America’s war economy

Contractors represented 50 per cent of the Department of Defense workforce in Iraq and 59 per cent in Afghanistan.

Wastage, pilferage, appropriation and criminalisation of development and reconstruction are some of the unintended but almost certain consequences of conflict. What emerges out of this de facto war economy is a number of non-governmental vested interests, i.e. security contractors, supplies, cargo contractors and officials who directly deal with and eventually benefit from this interplay of interests. For example, according to a report of the Strategic Forum, US National Defence University (NDU), Washington (October 2010), in Iraq and Afghanistan, the use of contractors reached a level unprecedented in US military operations. As of March 31, 2010, the United States deployed 175,000 troops and 207,000 contractors in war zones. Contractors represented 50 per cent of the Department of Defense workforce in Iraq and 59 per cent in Afghanistan. The ratio of one contractor to 55 military personnel in Vietnam grew to 1:1 in Iraq and 1.43:1 in Afghanistan.

The well-known American website The Nation counted about 225,000 contractors still actively serving almost the same number of US troops in Iraq and Afghanistan late last year. It said Pentagon’s Special Operations’ budget for these operations was merely $3 billion in 2003, but it more than tripled in 2010 to over $10 billion. The transportation of the containers carrying food, fuel and defence hardware from Karachi and Central Asia to various points inside Afghanistan alone exceeds $4 billion a year.

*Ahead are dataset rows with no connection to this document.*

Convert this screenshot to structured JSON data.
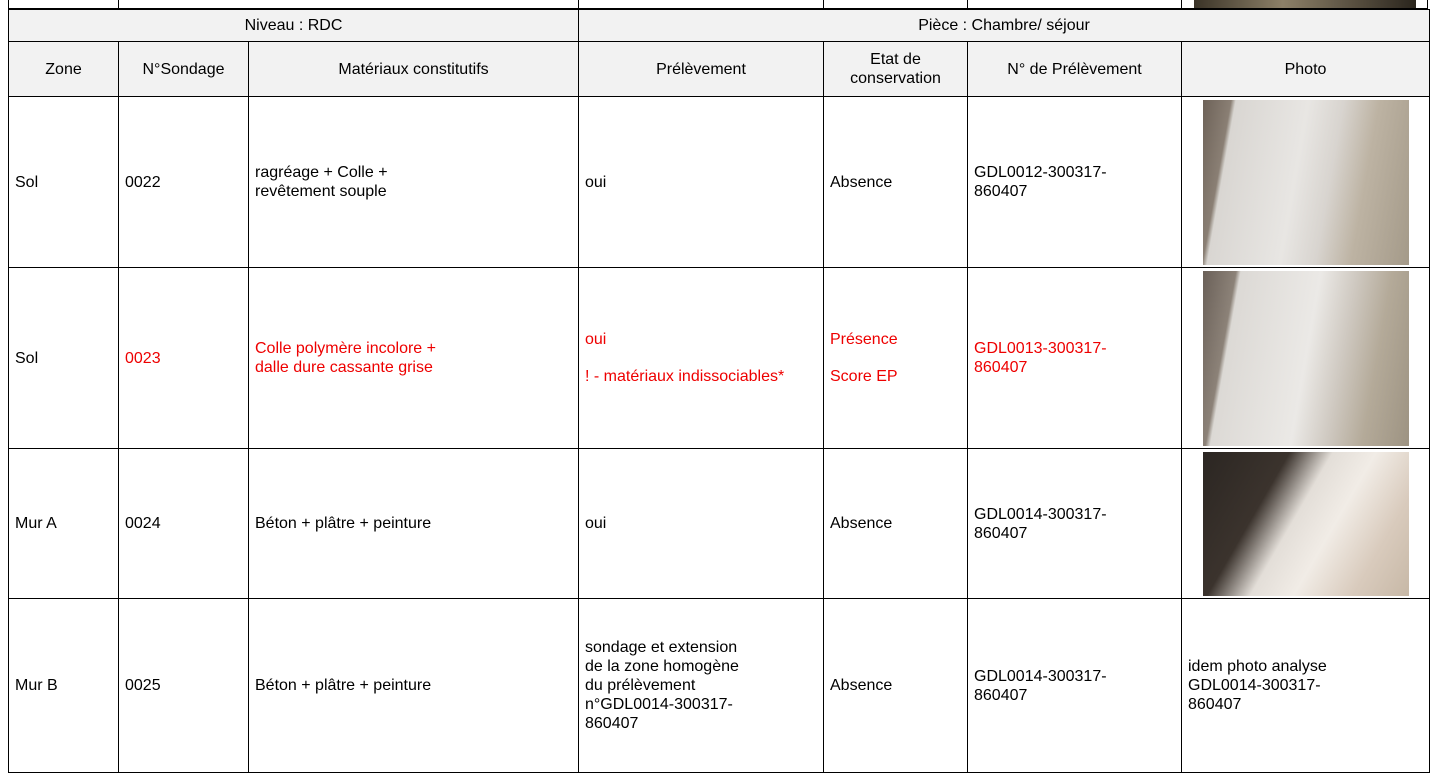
{
  "table": {
    "header": {
      "niveau": "Niveau : RDC",
      "piece": "Pièce : Chambre/ séjour"
    },
    "columns": [
      "Zone",
      "N°Sondage",
      "Matériaux constitutifs",
      "Prélèvement",
      "Etat de conservation",
      "N° de Prélèvement",
      "Photo"
    ],
    "rows": [
      {
        "zone": "Sol",
        "sondage": "0022",
        "materiaux": "ragréage + Colle + revêtement souple",
        "prelevement": [
          "oui"
        ],
        "etat": [
          "Absence"
        ],
        "numero": "GDL0012-300317-860407",
        "photo": null
      },
      {
        "zone": "Sol",
        "sondage": "0023",
        "materiaux": "Colle polymère incolore + dalle dure cassante grise",
        "prelevement": [
          "oui",
          "! - matériaux indissociables*"
        ],
        "etat": [
          "Présence",
          "Score EP"
        ],
        "numero": "GDL0013-300317-860407",
        "photo": null
      },
      {
        "zone": "Mur A",
        "sondage": "0024",
        "materiaux": "Béton + plâtre + peinture",
        "prelevement": [
          "oui"
        ],
        "etat": [
          "Absence"
        ],
        "numero": "GDL0014-300317-860407",
        "photo": null
      },
      {
        "zone": "Mur B",
        "sondage": "0025",
        "materiaux": "Béton + plâtre + peinture",
        "prelevement": [
          "sondage et extension de la zone homogène du prélèvement n°GDL0014-300317-860407"
        ],
        "etat": [
          "Absence"
        ],
        "numero": "GDL0014-300317-860407",
        "photo": "idem photo analyse GDL0014-300317-860407"
      }
    ]
  }
}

This war economy has given birth, for instance in Afghanistan, to more than a hundred dozen security and logistics, some representing US and Europe-based firms, and many local ones set up by influential families (Karzai, Pir Gilani, and defence minister Raheem Wardak).

Last year, the Karzai government, alarmed by possible links between some security and logistics companies to the Taliban insurgents as well as reports of tax evasions, also moved and cancelled licences of several companies. The government had also slapped a ban on NGOs, barring them from directly recruiting security guards for development projects.


As the scrutiny of some of these agencies still goes on, US officials, particularly representatives of some powerful business groups with their fingers in many businesses, wail that the consequences of the ban on development firms employing private guards “will be catastrophic,” as was said by one US official involved in the issue. “If these projects grind to a halt, we might as well go home. They are essential to the counterinsurgency strategy.” Based on estimates given out by some US officials, one could conclude that the private security business alone involved a business worth over one billion dollars a year.

The NDU report says that the contracting system — supplies, security, construction, infrastructure projects — stood at around $13.5 billion in 2010. Contractors can import goods for allied forces duty-free. The biggest contractor being investigated so far, according to Afghan officials, is Supreme Group, a multinational with headquarters in Amsterdam, that provides fuel and food and runs dining facilities at many coalition bases.

Writing in counterpunch.org in May 2009 Patrick Cockburn said: “The high expenditure on paying, protecting and accommodating western aid officials in palatial style helps to explain why Afghanistan ranks 174th out of 178th on a UN ranking of countries’ wealth. This is despite a vigorous international aid effort, with the US alone spending $31bn since 2002 up to the end of last year.” The high degree of wastage of aid money in Afghanistan has long been an open secret. In 2006, Jean Mazurelle, the then country director of the World Bank, calculated that between 35 per cent and 40 per cent of aid was “badly spent”. “The wastage of aid is sky-high,” he said. “There is real looting going on, mainly by private enterprises. It is a scandal.”

In another article in December of last year, and on the same website, he wrote: “Big contracts are given to large US companies that are used to a complicated bidding process, can produce appropriate paperwork and are well-connected in Washington.” This war economy indirectly funds the militancy as well. Hundreds of millions of dollars go to the Taliban coffers in return for safe passage of cargo containers as well as protection of communication installations across the country. Who would be interested in ending this conflict then?

Published in The Express Tribune, March 31st, 2011.